During his youth, he was councilor of Bolivar twice (1966 and 1979). In 1970 he was appointed mayor. With the return of democracy in Ecuador, he was elected as Councilor of Manabí (1981–1984), and served as Director of the "Centro de Rehabilitación de Manabí CRM", on behalf of municipalities and former President of the extinct "Junta de Recursos Hidráulicos de Jipijapa".

In 1984, he was involved in the release of national political figure León Febres Cordero. Febres Cordero won the elections for President of Ecuador. Meanwhile, Manuel Felix Lopez was elected Deputy, continuing until 1988.

In 1985, he was appointed as a delegate to the Andean Parliament, based in Bogotá, the same year he was its vice president.

During 1991 he and other social Christian deserters helped Sixto Durán Ballén to found the Republican Unity Party. Manuel Felix was appointed Congressman because he was in the list of alternate candidates, and the elected deputy Roberto Dunn was designated as minister of government. Félix was the National Director of the governing party. Once more, the national Congress delegated him to the Andean Parliament, now based in La Paz, Bolivia, where he was declared as the guest of honor by mayor Rolando Enrique Rojas.

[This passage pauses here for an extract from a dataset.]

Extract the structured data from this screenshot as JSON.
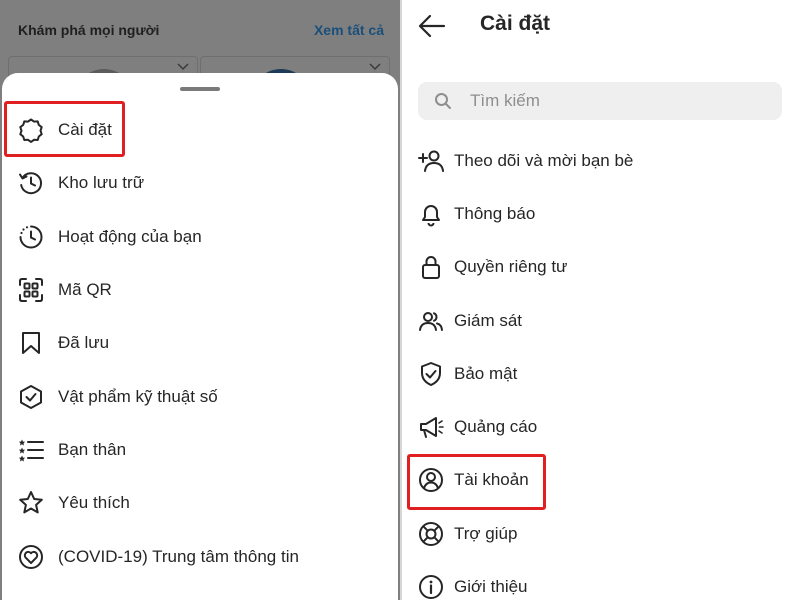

One of his achievements as National Deputy was the management of the law No. 116 of April 29, 1996; that creates the "Instituto Tecnológico Superior Agropecuario de Manabí" (ITSAM, as the Spanish initials) as the first university of Calceta.

In 1999 the National Congress of Ecuador created law No. 99-25 of April 30, that changes the name of the ITSAM, in the "Escuela Superior Politécnica Agropecuaria de Manabí".

In 2000, he was a candidate for Mayor of Calceta, his last appearance in Ecuadorian politics before his death at Portoviejo.

== Legacy ==
In 2004 as a post-mortem tribute, a group of Calceta citizens proposed that the name of Félix be added to ESPAM and on June 15, 2006, the Ecuadorian National Congress published a reform to law 99-25 that highlighted Félix as a "tireless dreamer and idealist who achieved with perseverance in the National Congress the creation of the "Instituto Tecnológico Superior Agropecuario de Manabí (ITSAM)" later called ESPAM, and now "Escuela Superior Politécnica Agropecuaria de Manabí "Manuel Félix López".